Example: Text message to 66746 --> dppl what are your hours today?
After that first question, you no longer need to type dppl.

What kinds of questions do we get?
Can I get the # for the Honda motorcycle dealer in the area?
What are the hours for the nearest DMV office?
Do you have a copy of There Are No Children Here on the shelf?
Is it too late to register for the program on jewelry making?

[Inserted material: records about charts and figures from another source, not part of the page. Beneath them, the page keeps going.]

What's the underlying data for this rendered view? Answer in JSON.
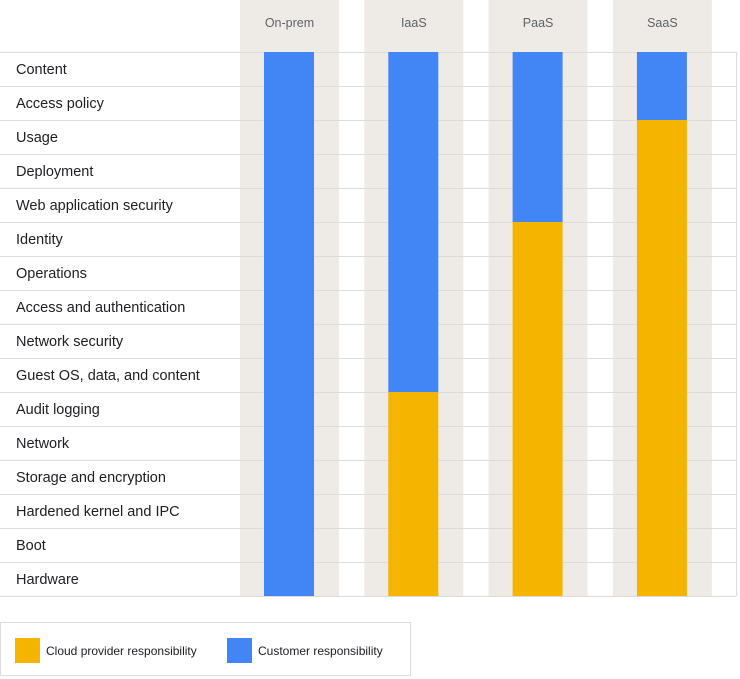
{
  "chart_data": {
    "type": "bar",
    "orientation": "vertical-stacked",
    "categories": [
      "On-prem",
      "IaaS",
      "PaaS",
      "SaaS"
    ],
    "rows": [
      "Content",
      "Access policy",
      "Usage",
      "Deployment",
      "Web application security",
      "Identity",
      "Operations",
      "Access and authentication",
      "Network security",
      "Guest OS, data, and content",
      "Audit logging",
      "Network",
      "Storage and encryption",
      "Hardened kernel and IPC",
      "Boot",
      "Hardware"
    ],
    "series": [
      {
        "name": "Cloud provider responsibility",
        "color": "#f4b400",
        "values": [
          0,
          6,
          11,
          14
        ]
      },
      {
        "name": "Customer responsibility",
        "color": "#4285f4",
        "values": [
          16,
          10,
          5,
          2
        ]
      }
    ],
    "column_background": "#eeeae6",
    "legend": {
      "placement": "bottom-left",
      "items": [
        {
          "label": "Cloud provider responsibility",
          "color": "#f4b400"
        },
        {
          "label": "Customer responsibility",
          "color": "#4285f4"
        }
      ]
    },
    "grid": true
  }
}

What are the seven deadly sins?

Obviously, questions with short answers work best. If you need more detailed and in-depth assistance, "I need help with my term paper on Herman Melville," best to come in person or email the Reference Desk. Save our SMS/text number 66746 on your phone and try us the next time you're stumped. Note: we can only answer your text questions during regular business hours, although I have been known to check in from home after-hours. A few more details for the curious - when you send us a text message through this service, it comes to our desktop computers, not our phones. We type our responses into a Web application, the service translates those answers back into text messages. Your cell phone number and other identifying information are kept completely private.